Cloud assets (GCP-managed):

• Cloud SQL: data deleted via SQL commands or instance termination. GCP handles physical media sanitization per SOC 2 Type II and ISO 27001 using cryptographic erasure and NIST 800-88 methods.
• Cloud Run: containers are ephemeral, destroyed and rebuilt on each deployment. Old revisions cleaned up per GCP retention.
• GCS: files deleted via API. GCP handles underlying storage sanitization.
• Redis: in-memory data, lost on container restart. No persistent sensitive data.
• Secret Manager: old secret versions disabled and destroyed per GCP lifecycle management.

Developer machines:

• Local database dumps (./backups/): deleted after use. On machine decommission, drive securely wiped.
• Local .env files: deleted when no longer needed. Never committed to source code.
• Git repository clones: removed from decommissioned machines.
• Docker volumes: pruned before machine reassignment.
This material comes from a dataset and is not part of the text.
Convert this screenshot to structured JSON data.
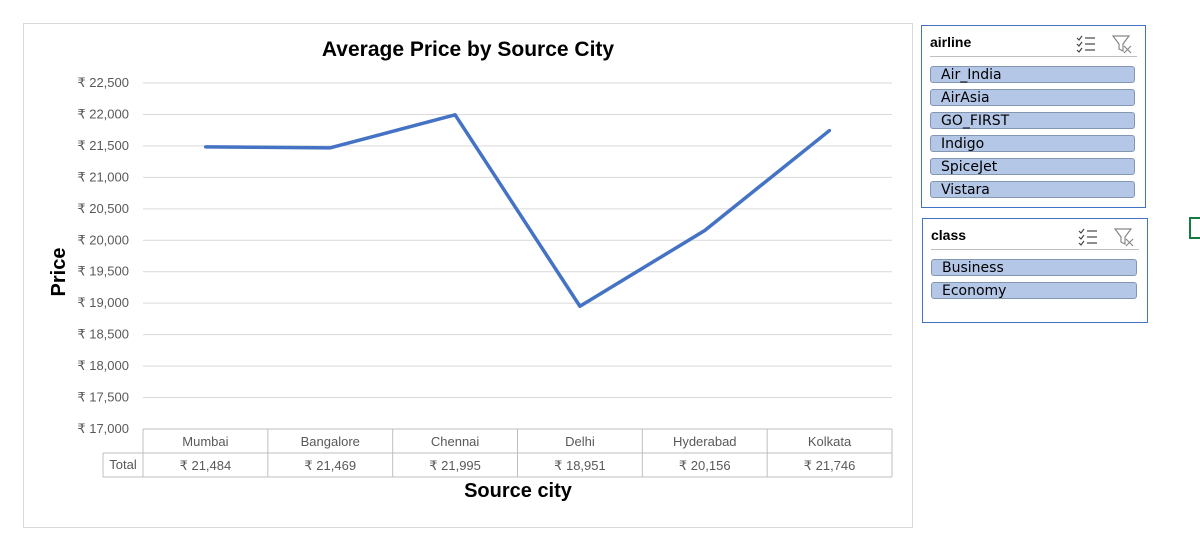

Media reuse: Cloud Run containers are rebuilt from source on each deployment. Cloud SQL is single-tenant. Developer machines require data cleanup before reassignment (delete backups, .env files, git clones, Docker volumes).

Disposal verification: cloud asset disposal logged in GCP audit logs (timestamp, actor, resource). Internal verification and sign-off for developer machine offboarding.

No paper records containing personal data are maintained in standard operations. GCP maintains certificates of media destruction per their compliance program.

9. Complaint Procedure

Complaints about data retention practices may be submitted to hello@askbridgit.ca. Internal complaints are investigated and responded to within 30 days.

If unsatisfied with the response, individuals may lodge a complaint with:

• Office of the Privacy Commissioner of Canada (for PIPEDA): priv.gc.ca
• Relevant EU supervisory authority (for GDPR): based on the data subject's country of residence

10. Policy Administration

• Version: 1.1
• Effective Date: April 30, 2026
• Last Review: April 30, 2026
• Next Review: April 30, 2027
• Owner: Platform Administrator
• Review Frequency: Annually, or after significant changes to data processing or retention requirements
• Approved By: (signature / name / date)

This policy is maintained alongside the platform source code and is subject to version control. Changes require review and re-approval.